Tout dans cette promenade matinale l'émerveillait : les belles renoncules des marais ponctuaient de larges pièces d'or les parois verticales des canaux de drainage ; des haies compactes, faites d'arbustes fleuris, variés dont il eût, ce jour, voulu connaître tous les noms, sortaient petits cris, gazouillements, pépiements, sifflements, chants simples et enjoués qui se mêlaient en une symphonie rurale charmante. Il observait le va et vient des oiseaux et en cherchait par moments les buts : celui-ci construit son nid, celui-là cherche-t-il une femelle? voici un père qui nourrit ses petits.
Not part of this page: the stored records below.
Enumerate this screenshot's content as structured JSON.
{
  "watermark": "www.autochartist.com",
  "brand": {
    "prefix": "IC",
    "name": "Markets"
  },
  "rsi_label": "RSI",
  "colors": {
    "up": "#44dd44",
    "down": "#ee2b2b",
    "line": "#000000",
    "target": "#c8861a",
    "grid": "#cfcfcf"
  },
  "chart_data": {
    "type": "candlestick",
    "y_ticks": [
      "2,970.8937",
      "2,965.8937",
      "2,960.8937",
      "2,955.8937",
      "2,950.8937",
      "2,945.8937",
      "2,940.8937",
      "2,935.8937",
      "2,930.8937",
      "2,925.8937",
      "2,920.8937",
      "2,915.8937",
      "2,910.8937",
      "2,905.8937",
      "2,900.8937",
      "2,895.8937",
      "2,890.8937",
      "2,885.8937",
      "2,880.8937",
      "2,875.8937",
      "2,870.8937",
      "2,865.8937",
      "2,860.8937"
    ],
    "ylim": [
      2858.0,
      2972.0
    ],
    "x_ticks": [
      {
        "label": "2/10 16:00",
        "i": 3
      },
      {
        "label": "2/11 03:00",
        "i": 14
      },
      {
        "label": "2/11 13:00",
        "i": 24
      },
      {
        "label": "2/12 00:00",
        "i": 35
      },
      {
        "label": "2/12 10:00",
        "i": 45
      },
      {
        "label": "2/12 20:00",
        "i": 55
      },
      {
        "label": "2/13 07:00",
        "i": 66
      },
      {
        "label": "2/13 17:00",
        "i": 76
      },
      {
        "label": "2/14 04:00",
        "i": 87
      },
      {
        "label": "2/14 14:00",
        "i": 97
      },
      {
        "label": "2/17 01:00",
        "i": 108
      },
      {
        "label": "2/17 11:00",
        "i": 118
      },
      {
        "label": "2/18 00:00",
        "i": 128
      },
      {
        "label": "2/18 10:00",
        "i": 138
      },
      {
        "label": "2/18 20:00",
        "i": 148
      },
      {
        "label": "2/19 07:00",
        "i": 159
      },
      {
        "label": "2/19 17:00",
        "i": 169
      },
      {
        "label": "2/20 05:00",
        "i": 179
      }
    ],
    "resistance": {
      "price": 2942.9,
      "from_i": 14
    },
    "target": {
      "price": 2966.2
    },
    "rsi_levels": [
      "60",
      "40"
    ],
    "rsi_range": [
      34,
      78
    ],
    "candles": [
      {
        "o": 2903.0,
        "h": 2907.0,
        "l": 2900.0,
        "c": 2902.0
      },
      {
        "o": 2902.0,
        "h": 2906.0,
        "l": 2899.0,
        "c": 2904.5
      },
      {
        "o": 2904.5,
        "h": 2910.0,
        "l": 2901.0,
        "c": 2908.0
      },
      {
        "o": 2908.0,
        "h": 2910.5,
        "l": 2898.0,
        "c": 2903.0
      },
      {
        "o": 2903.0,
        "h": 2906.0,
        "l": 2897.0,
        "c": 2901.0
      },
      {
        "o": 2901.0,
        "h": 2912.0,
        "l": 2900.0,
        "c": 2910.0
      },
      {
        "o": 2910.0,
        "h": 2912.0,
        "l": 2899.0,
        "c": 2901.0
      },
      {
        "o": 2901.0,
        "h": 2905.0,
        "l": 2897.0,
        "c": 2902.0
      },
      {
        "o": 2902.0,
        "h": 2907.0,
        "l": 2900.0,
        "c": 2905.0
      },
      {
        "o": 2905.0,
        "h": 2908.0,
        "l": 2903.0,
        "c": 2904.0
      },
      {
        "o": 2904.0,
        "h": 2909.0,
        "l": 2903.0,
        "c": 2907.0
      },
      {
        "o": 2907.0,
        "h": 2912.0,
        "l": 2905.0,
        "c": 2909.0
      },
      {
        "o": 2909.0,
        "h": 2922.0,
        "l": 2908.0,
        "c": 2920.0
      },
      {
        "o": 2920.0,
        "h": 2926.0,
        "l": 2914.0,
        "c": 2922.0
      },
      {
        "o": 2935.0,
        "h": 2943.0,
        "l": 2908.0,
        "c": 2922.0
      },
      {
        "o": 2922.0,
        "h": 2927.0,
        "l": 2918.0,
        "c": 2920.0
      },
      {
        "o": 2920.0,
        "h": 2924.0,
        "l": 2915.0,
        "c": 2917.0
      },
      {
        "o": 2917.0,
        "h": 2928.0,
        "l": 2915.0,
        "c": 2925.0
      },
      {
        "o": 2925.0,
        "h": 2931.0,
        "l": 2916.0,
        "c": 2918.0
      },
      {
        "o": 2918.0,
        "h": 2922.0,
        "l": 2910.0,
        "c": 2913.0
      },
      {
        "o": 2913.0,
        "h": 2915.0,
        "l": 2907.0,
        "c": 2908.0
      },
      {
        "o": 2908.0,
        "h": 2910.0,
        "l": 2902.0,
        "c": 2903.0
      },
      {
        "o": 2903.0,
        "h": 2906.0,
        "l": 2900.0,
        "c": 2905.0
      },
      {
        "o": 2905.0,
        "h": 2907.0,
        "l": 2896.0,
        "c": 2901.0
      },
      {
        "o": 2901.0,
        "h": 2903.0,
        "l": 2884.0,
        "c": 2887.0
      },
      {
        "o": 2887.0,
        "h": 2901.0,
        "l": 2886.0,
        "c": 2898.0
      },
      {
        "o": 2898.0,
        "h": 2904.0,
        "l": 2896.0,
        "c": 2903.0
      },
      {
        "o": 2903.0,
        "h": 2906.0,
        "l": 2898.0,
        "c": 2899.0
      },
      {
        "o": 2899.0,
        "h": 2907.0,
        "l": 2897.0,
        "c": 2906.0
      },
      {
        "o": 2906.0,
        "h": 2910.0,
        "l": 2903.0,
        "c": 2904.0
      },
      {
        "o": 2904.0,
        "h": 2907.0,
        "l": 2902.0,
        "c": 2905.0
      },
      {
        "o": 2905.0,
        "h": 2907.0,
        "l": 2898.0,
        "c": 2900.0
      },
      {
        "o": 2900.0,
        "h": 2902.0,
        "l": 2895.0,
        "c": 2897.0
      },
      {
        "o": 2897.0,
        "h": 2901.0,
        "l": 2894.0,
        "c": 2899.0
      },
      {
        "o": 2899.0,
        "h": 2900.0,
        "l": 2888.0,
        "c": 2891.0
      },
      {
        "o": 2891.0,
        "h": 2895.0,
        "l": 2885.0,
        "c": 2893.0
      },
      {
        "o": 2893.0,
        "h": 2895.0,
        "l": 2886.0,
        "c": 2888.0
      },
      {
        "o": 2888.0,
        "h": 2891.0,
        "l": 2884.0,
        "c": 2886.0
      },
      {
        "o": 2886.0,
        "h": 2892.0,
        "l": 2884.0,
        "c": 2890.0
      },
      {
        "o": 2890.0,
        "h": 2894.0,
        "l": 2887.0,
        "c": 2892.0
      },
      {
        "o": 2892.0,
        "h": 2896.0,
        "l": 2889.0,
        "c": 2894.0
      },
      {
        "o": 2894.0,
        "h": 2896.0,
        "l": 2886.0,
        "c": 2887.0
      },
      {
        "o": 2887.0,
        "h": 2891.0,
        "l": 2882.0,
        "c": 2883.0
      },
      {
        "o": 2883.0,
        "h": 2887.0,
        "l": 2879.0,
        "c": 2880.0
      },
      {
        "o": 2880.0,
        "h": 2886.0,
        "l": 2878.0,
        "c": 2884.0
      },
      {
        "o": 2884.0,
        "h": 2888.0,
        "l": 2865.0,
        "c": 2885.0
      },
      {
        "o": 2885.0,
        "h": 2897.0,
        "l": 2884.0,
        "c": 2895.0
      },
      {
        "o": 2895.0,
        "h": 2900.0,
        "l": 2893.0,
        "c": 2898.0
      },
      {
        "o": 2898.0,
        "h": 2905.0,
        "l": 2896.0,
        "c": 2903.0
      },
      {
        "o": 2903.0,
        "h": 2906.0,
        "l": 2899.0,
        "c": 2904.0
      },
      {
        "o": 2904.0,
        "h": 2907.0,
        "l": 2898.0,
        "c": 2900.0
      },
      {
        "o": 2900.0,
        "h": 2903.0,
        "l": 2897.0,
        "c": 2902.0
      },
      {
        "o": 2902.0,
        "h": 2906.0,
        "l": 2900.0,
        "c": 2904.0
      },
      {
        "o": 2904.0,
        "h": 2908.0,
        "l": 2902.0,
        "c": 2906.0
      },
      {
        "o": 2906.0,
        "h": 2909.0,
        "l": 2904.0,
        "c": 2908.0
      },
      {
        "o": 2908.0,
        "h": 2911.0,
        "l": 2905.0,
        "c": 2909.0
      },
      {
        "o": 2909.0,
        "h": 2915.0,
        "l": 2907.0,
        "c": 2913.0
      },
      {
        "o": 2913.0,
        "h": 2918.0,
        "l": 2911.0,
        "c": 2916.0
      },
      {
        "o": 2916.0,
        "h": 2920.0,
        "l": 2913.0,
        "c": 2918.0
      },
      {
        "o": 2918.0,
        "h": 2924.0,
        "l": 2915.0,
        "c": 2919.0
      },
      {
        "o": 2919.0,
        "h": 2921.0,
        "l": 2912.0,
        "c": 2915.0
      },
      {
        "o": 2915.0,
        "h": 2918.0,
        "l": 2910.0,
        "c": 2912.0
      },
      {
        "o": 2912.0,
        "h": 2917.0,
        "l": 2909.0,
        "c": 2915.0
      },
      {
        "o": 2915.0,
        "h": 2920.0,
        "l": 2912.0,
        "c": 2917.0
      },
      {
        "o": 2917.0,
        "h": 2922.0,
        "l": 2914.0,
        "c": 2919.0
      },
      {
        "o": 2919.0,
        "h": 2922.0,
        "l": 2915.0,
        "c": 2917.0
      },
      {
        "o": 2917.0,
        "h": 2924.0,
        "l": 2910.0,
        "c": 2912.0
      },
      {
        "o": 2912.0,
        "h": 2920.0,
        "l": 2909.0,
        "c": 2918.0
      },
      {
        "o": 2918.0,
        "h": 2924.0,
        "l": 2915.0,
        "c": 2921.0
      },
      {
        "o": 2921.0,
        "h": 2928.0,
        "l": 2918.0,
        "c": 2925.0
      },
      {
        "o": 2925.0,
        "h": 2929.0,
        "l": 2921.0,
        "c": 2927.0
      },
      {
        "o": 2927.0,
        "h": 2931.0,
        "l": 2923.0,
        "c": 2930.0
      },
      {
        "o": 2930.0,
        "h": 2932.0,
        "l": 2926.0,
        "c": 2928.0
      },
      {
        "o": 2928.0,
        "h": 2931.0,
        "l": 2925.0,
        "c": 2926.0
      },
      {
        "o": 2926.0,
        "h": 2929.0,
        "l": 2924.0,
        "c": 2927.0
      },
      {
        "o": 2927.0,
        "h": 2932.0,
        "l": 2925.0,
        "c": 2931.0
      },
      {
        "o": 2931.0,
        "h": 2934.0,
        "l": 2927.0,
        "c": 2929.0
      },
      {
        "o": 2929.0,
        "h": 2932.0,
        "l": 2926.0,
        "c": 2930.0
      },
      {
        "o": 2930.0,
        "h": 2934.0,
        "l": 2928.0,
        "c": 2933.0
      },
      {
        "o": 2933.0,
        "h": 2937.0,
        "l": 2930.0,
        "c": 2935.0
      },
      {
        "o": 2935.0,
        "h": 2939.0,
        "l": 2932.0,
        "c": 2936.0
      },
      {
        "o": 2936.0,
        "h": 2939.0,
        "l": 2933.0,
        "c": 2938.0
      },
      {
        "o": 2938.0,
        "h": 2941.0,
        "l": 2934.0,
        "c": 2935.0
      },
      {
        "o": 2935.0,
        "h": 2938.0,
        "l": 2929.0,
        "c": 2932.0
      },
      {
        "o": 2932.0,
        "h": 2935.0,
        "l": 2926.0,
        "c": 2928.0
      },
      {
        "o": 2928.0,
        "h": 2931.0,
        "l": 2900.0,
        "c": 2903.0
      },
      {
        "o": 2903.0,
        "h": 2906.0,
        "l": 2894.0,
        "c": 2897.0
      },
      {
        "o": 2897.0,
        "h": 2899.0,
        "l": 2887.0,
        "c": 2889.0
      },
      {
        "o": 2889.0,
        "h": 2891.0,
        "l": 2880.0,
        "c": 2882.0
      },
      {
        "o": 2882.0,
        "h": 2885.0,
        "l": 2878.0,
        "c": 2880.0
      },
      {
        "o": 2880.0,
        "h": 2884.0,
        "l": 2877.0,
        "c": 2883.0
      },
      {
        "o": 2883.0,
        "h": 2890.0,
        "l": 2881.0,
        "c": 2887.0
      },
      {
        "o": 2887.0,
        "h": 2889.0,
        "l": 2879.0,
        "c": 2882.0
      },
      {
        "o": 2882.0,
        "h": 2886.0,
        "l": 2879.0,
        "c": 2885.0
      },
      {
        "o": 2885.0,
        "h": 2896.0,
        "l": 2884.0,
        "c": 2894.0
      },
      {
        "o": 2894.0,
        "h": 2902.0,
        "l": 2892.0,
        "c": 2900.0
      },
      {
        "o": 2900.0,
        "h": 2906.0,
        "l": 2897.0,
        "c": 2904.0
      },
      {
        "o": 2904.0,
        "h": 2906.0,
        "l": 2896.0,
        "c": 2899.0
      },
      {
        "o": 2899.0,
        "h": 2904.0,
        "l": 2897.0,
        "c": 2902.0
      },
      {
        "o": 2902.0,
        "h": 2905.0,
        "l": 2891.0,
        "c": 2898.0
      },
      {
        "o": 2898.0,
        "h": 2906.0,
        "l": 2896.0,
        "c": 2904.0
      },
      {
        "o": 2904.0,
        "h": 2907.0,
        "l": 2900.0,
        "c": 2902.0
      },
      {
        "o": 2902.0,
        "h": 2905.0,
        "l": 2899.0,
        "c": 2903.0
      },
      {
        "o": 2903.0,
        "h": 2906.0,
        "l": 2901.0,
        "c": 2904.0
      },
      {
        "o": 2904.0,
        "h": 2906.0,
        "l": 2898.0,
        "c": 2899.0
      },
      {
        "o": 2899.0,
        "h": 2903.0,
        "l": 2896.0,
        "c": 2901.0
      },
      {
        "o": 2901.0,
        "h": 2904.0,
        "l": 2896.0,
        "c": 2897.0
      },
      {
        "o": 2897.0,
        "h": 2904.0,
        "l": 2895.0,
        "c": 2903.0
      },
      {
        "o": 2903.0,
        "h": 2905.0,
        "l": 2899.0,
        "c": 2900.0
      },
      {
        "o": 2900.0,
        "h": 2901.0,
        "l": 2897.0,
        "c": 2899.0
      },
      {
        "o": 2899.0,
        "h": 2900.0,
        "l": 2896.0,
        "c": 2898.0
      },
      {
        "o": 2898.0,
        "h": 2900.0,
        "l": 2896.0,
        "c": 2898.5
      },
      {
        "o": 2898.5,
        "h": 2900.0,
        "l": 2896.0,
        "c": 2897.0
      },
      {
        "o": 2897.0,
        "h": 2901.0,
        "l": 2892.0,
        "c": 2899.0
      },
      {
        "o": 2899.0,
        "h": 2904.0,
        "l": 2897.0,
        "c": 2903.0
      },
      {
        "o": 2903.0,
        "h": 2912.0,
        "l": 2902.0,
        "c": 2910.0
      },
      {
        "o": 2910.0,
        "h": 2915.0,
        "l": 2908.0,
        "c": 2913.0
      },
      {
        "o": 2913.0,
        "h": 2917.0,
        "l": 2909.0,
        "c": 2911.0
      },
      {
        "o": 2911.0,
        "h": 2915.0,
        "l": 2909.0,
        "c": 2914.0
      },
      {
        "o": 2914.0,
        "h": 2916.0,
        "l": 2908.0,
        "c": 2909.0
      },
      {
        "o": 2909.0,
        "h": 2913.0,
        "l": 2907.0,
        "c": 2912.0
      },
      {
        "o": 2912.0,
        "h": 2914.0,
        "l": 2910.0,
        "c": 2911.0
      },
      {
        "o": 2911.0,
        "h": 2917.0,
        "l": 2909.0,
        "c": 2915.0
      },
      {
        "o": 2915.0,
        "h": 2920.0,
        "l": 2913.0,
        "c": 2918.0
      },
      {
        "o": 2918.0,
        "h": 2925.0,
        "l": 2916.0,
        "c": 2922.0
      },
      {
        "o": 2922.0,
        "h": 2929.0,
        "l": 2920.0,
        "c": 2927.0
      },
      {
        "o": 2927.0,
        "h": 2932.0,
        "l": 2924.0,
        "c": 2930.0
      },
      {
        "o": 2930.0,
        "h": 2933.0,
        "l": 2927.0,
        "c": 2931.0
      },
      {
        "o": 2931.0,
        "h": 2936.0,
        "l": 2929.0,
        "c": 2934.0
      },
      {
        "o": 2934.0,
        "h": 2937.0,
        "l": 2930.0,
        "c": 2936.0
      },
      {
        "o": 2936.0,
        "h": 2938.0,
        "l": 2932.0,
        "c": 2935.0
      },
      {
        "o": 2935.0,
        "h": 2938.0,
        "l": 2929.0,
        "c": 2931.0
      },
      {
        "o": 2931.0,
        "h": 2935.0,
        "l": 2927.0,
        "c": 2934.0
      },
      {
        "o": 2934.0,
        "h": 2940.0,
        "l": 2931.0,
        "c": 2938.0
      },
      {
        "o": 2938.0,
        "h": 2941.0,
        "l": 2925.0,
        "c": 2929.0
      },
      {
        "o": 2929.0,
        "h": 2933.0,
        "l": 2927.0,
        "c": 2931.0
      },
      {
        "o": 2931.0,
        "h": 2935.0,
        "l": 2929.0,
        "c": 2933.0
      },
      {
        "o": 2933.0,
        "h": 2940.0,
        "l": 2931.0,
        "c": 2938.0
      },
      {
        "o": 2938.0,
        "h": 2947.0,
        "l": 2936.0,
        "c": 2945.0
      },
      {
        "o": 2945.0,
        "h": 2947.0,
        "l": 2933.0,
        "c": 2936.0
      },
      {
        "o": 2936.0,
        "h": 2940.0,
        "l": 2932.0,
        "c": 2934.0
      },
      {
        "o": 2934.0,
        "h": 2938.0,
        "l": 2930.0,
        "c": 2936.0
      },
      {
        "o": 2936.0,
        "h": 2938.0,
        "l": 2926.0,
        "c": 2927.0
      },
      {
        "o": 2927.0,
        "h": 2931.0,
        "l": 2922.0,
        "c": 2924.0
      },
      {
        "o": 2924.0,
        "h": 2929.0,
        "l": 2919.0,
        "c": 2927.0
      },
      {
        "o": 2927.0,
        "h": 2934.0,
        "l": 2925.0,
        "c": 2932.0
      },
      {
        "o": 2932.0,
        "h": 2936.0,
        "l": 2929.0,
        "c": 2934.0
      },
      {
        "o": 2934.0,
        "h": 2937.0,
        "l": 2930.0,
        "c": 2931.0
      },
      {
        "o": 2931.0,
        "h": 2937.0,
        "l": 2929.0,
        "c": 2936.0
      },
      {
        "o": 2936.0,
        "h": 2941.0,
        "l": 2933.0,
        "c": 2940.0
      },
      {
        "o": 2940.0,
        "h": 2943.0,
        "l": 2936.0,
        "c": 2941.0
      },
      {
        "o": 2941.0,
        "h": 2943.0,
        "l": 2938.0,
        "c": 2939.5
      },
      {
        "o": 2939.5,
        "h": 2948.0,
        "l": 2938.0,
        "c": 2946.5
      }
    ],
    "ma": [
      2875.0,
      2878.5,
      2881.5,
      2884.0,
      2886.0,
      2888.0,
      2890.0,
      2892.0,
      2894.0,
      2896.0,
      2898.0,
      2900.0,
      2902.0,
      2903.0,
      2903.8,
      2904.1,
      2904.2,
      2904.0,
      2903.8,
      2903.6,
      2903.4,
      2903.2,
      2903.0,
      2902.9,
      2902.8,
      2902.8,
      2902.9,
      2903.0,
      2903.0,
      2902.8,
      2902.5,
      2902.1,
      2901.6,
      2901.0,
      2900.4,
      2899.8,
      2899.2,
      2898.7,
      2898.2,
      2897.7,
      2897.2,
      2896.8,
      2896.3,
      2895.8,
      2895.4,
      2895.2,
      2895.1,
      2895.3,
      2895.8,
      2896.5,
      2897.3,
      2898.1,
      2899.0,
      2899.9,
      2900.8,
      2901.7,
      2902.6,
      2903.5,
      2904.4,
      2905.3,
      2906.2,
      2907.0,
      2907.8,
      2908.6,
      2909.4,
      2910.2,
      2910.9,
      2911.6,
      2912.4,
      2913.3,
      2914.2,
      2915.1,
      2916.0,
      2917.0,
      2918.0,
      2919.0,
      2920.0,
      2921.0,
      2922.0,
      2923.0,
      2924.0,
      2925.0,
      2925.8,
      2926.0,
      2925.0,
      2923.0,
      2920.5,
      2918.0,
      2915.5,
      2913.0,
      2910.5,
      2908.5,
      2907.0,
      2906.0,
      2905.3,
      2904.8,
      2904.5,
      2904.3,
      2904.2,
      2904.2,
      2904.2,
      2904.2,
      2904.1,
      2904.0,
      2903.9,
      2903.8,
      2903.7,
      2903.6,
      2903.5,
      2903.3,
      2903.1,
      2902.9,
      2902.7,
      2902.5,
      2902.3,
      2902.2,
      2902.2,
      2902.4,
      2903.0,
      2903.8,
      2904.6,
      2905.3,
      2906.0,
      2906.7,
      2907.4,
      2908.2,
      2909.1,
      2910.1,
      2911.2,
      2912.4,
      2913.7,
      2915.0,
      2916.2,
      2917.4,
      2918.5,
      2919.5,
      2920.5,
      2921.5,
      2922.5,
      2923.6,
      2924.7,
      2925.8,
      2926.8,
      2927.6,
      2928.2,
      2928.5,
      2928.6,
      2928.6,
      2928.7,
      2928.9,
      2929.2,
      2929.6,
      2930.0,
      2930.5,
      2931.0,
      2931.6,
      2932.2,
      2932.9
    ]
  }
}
Peu lui importait la vérité, il rêvait, heureux. "J'aime la vie, disait-il souvent, il me suffit d'accepter ses dons, en toutes circonstances." Deux bêtes surtout le réjouirent : à l'aube, un chevreuil léger sortant d'un pré inondé de brouillard traversa le chemin de terre à quelques dizaines de mètres de lui. Il le prit d'abord pour une biche, mais ses connaissances livresques le détrompèrent : Non, l'animal est trop petit ! Le soleil dissipa peu à peu les nuées qui couvraient la terre, et monta de plus en plus lumineux. En milieu de matinée,l vit le cheval, il s'arrêta, le cœur battant : il admirait la danse de ce jeune cheval bai.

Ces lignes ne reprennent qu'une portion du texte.